“Give a bonus to leaders who do a good job, especially the ones who work hard at preaching and teaching.” I Timothy 5:17 (The Message)

I’ve often railed about our consumer mentality as church-goers, the “me, me, me” spirit of people coming to a gathering to have their needs met. To be spiritually entertained. There are times when you simply need the gathering to prop you up, to realign your spirit back into the rhythm of God. However, there are times when the gathering needs you. So how can participation in the gathering be your act of service?

-Prepare yourself for worship before you get there. Pray in the car on the way to church. Listen to whatever music pumps you up. Enjoy the silence in order to meditate on the things of God. I realize this is often easier said than done: I have two children.

-Regular attendance. Nothing deflates a speaker faster than speaking to empty chairs. Not that they write sermons directed at folks, but pastors talk to their people through the week. They know the concerns of their flock, what they are going through, what might speak to them. Only to see them not there come Sunday morning.

-Participate in the service. Pray. Pay attention. Communion. Being a member of the “bride of Christ” means participating in the worship (the purpose of the gathering).
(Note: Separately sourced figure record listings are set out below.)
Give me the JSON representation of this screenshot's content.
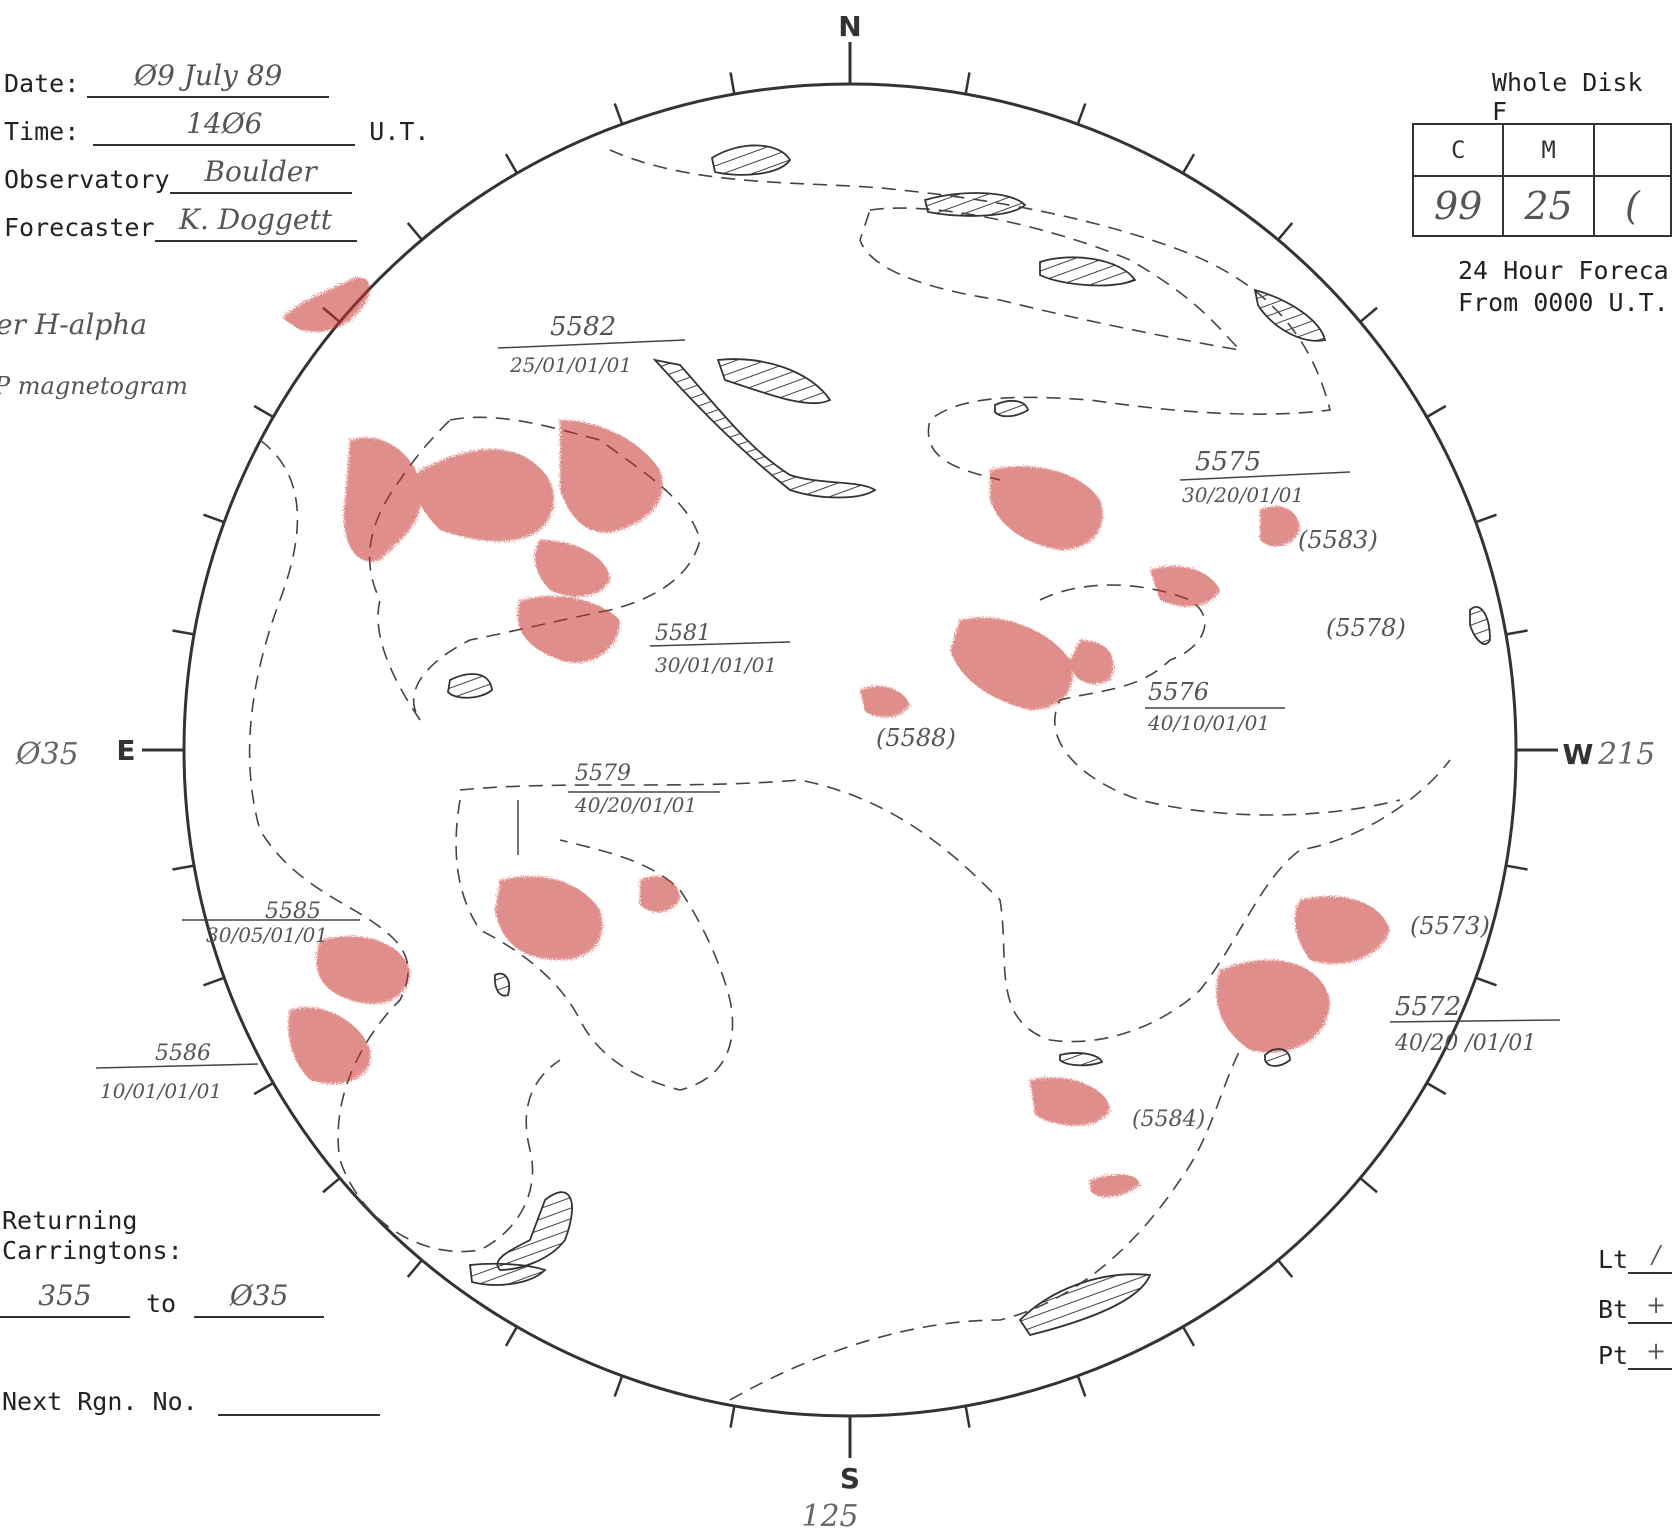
{
  "form": {
    "date_label": "Date:",
    "date_value": "Ø9 July 89",
    "time_label": "Time:",
    "time_value": "14Ø6",
    "time_unit": "U.T.",
    "observatory_label": "Observatory",
    "observatory_value": "Boulder",
    "forecaster_label": "Forecaster",
    "forecaster_value": "K. Doggett",
    "note_1": "er H-alpha",
    "note_2": "P magnetogram"
  },
  "compass": {
    "north": "N",
    "south": "S",
    "east": "E",
    "west": "W",
    "east_value": "Ø35",
    "west_value": "215",
    "south_value": "125"
  },
  "whole_disk": {
    "title": "Whole Disk F",
    "headers": [
      "C",
      "M",
      ""
    ],
    "values": [
      "99",
      "25",
      "("
    ],
    "forecast_line_1": "24 Hour Foreca",
    "forecast_line_2": "From 0000 U.T."
  },
  "regions": [
    {
      "number": "5582",
      "code": "25/01/01/01"
    },
    {
      "number": "5575",
      "code": "30/20/01/01"
    },
    {
      "number": "5581",
      "code": "30/01/01/01"
    },
    {
      "number": "5576",
      "code": "40/10/01/01"
    },
    {
      "number": "5579",
      "code": "40/20/01/01"
    },
    {
      "number": "5585",
      "code": "30/05/01/01"
    },
    {
      "number": "5586",
      "code": "10/01/01/01"
    },
    {
      "number": "5572",
      "code": "40/20 /01/01"
    }
  ],
  "returning_regions": [
    "(5583)",
    "(5578)",
    "(5588)",
    "(5573)",
    "(5584)"
  ],
  "returning_carringtons": {
    "label_1": "Returning",
    "label_2": "Carringtons:",
    "from": "355",
    "to_label": "to",
    "to": "Ø35"
  },
  "next_region": {
    "label": "Next Rgn. No.",
    "value": ""
  },
  "orientation": {
    "lt_label": "Lt",
    "lt_value": "/",
    "bt_label": "Bt",
    "bt_value": "+",
    "pt_label": "Pt",
    "pt_value": "+"
  },
  "colors": {
    "plage": "#c8322f",
    "ink": "#333333",
    "pencil": "#555555"
  }
}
Reading the Scriptures, hearing them preached, reciting the creeds and confessions, and remembering our baptism with one another.
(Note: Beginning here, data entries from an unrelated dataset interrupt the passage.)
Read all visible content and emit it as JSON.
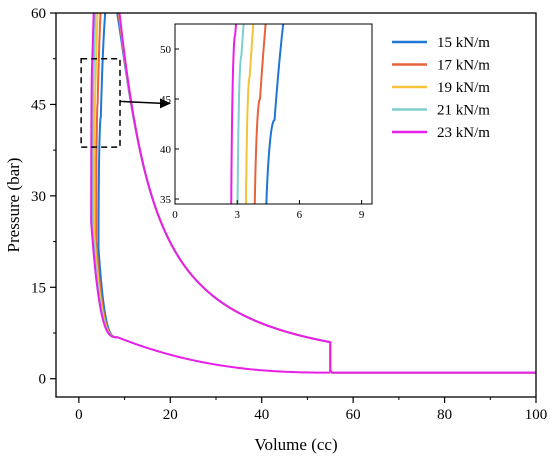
{
  "chart_data": {
    "type": "line",
    "xlabel": "Volume (cc)",
    "ylabel": "Pressure (bar)",
    "xlim": [
      -5,
      100
    ],
    "ylim": [
      -3,
      60
    ],
    "xticks": [
      0,
      20,
      40,
      60,
      80,
      100
    ],
    "yticks": [
      0,
      15,
      30,
      45,
      60
    ],
    "grid": false,
    "legend_position": "top-right",
    "series": [
      {
        "name": "15 kN/m",
        "color": "#1f77d4",
        "peak": [
          4.8,
          42.9
        ],
        "close_x": 4.3
      },
      {
        "name": "17 kN/m",
        "color": "#e8633c",
        "peak": [
          4.1,
          45.0
        ],
        "close_x": 3.8
      },
      {
        "name": "19 kN/m",
        "color": "#f4c33a",
        "peak": [
          3.6,
          47.2
        ],
        "close_x": 3.4
      },
      {
        "name": "21 kN/m",
        "color": "#7ed0d0",
        "peak": [
          3.2,
          49.3
        ],
        "close_x": 3.0
      },
      {
        "name": "23 kN/m",
        "color": "#e81fe8",
        "peak": [
          2.9,
          51.4
        ],
        "close_x": 2.7
      }
    ],
    "cycle": {
      "expansion_end": [
        55,
        6.0
      ],
      "exhaust_level": 1.0,
      "compression_knee": [
        8.5,
        6.8
      ]
    },
    "inset": {
      "xlim": [
        0,
        9.5
      ],
      "ylim": [
        34.5,
        52.5
      ],
      "xticks": [
        0,
        3,
        6,
        9
      ],
      "yticks": [
        35,
        40,
        45,
        50
      ],
      "zoom_region": {
        "x": [
          0.5,
          9
        ],
        "y": [
          38,
          52.5
        ]
      }
    }
  }
}
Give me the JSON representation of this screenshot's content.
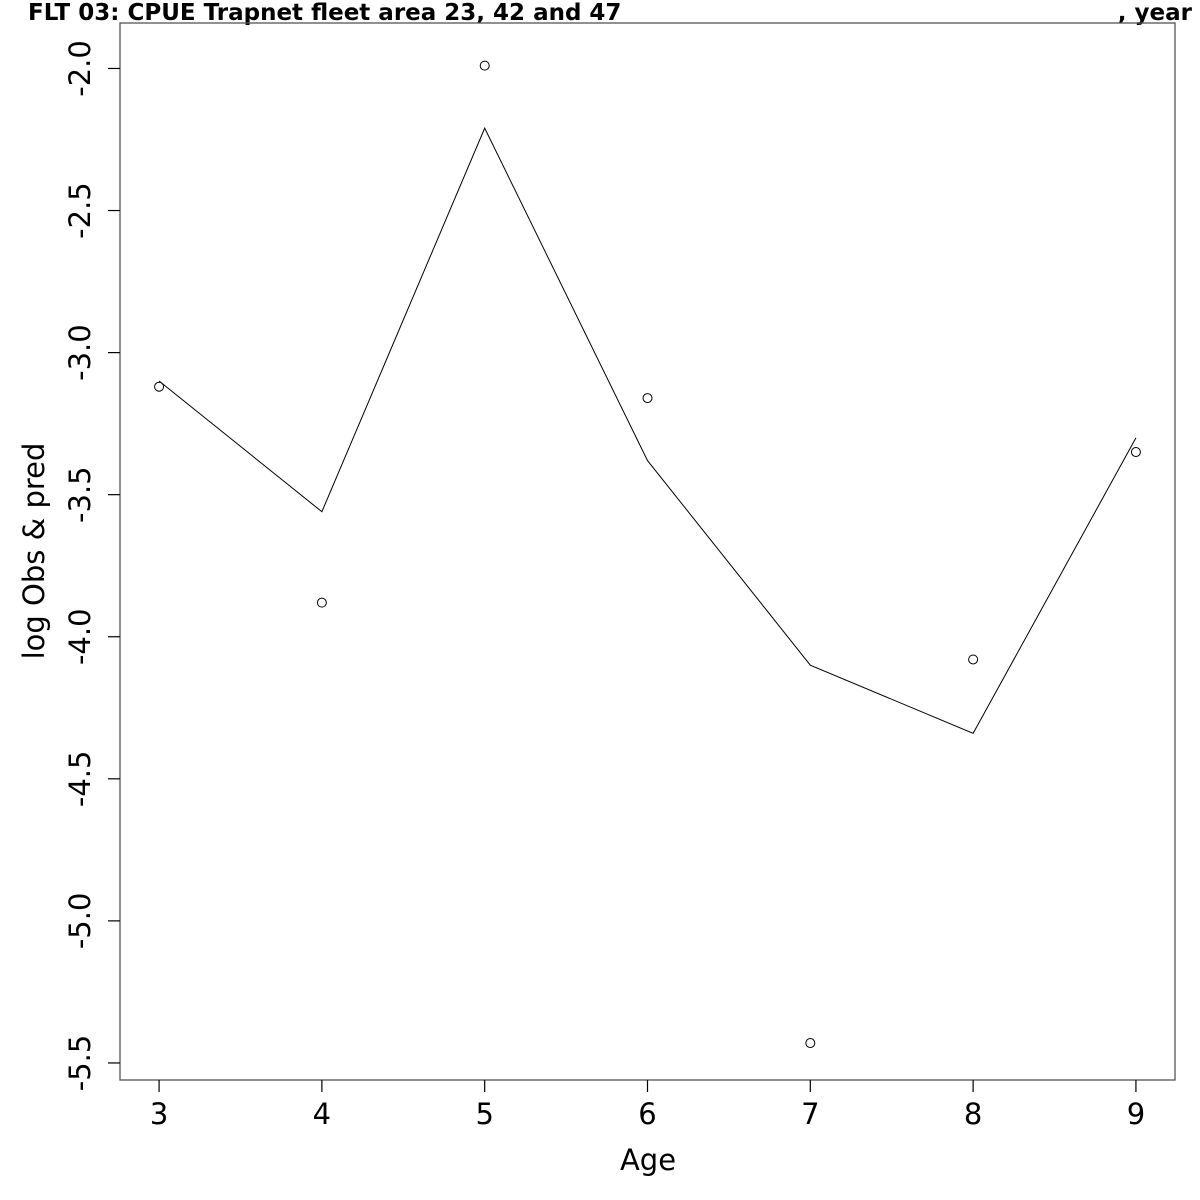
{
  "title_left": "FLT 03: CPUE Trapnet fleet area 23, 42 and 47",
  "title_right": ", year",
  "chart_data": {
    "type": "line",
    "title": "FLT 03: CPUE Trapnet fleet area 23, 42 and 47 , year",
    "xlabel": "Age",
    "ylabel": "log Obs & pred",
    "xlim": [
      2.76,
      9.24
    ],
    "ylim": [
      -5.56,
      -1.84
    ],
    "x_ticks": [
      3,
      4,
      5,
      6,
      7,
      8,
      9
    ],
    "y_ticks": [
      -2.0,
      -2.5,
      -3.0,
      -3.5,
      -4.0,
      -4.5,
      -5.0,
      -5.5
    ],
    "x_tick_labels": [
      "3",
      "4",
      "5",
      "6",
      "7",
      "8",
      "9"
    ],
    "y_tick_labels": [
      "-2.0",
      "-2.5",
      "-3.0",
      "-3.5",
      "-4.0",
      "-4.5",
      "-5.0",
      "-5.5"
    ],
    "grid": false,
    "series": [
      {
        "style": "line",
        "color": "#000000",
        "x": [
          3,
          4,
          5,
          6,
          7,
          8,
          9
        ],
        "y": [
          -3.1,
          -3.56,
          -2.21,
          -3.38,
          -4.1,
          -4.34,
          -3.3
        ]
      },
      {
        "style": "points",
        "marker": "open-circle",
        "color": "#000000",
        "x": [
          3,
          4,
          5,
          6,
          7,
          8,
          9
        ],
        "y": [
          -3.12,
          -3.88,
          -1.99,
          -3.16,
          -5.43,
          -4.08,
          -3.35
        ]
      }
    ]
  }
}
How might this spirit impact a community? To realize that you aren’t there for a service, but to serve. Not there to leech from others—even if it’s just a matter of being a pew potato/there to be “fed”—but rather to contribute.
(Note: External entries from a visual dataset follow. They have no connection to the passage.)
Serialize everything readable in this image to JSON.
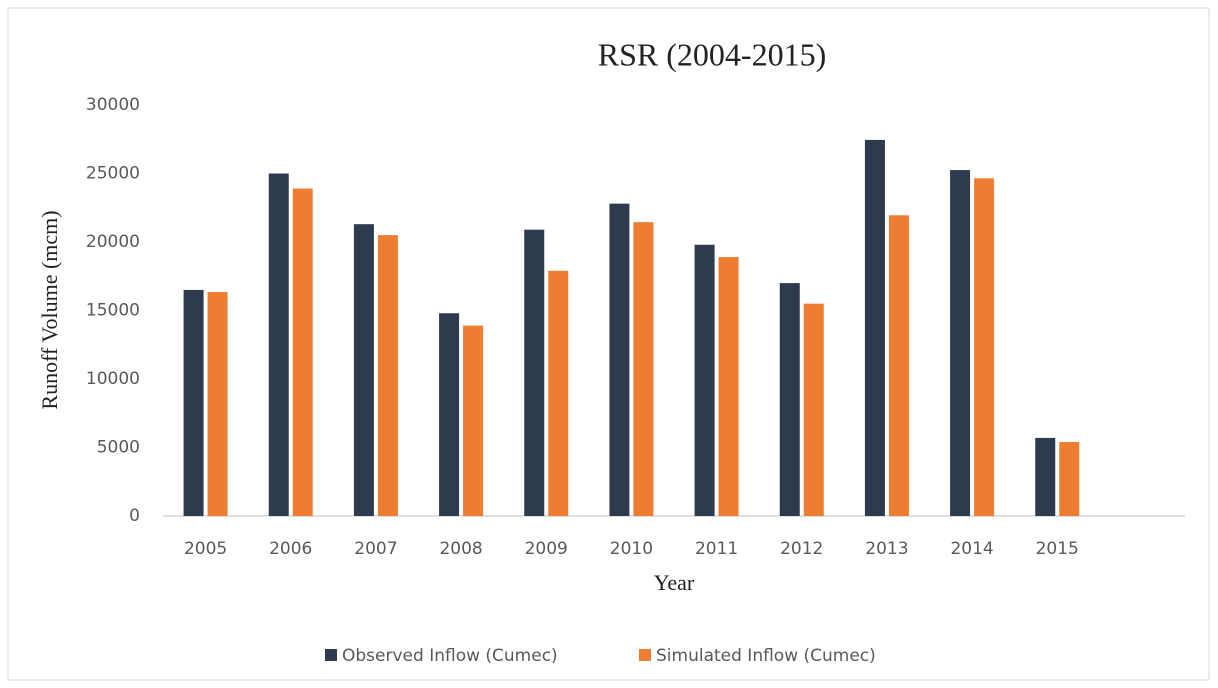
{
  "chart_data": {
    "type": "bar",
    "title": "RSR (2004-2015)",
    "x_label": "Year",
    "y_label": "Runoff Volume (mcm)",
    "categories": [
      "2005",
      "2006",
      "2007",
      "2008",
      "2009",
      "2010",
      "2011",
      "2012",
      "2013",
      "2014",
      "2015",
      null
    ],
    "series": [
      {
        "name": "Observed Inflow (Cumec)",
        "color": "#2e3a4e",
        "values": [
          16500,
          25000,
          21300,
          14800,
          20900,
          22800,
          19800,
          17000,
          27450,
          25250,
          5700,
          null
        ]
      },
      {
        "name": "Simulated Inflow (Cumec)",
        "color": "#ed7d31",
        "values": [
          16350,
          23900,
          20500,
          13900,
          17900,
          21450,
          18900,
          15500,
          21950,
          24650,
          5400,
          null
        ]
      }
    ],
    "ylim": [
      0,
      30000
    ],
    "yticks": [
      0,
      5000,
      10000,
      15000,
      20000,
      25000,
      30000
    ],
    "grid": false,
    "legend": "bottom"
  }
}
You aren’t going to feel moved every week. The sermon might not be clicking, the music might have left you flat, the mood of the congregation (or more likely you) might seem off. You might check out of the gathering, go have a smoke, go hang out, find a quiet spot just to be. That’s fine. However, sometimes, you ought to consider staying in it, if only to encourage the pastor. Lord knows he’s heard enough of your complaints.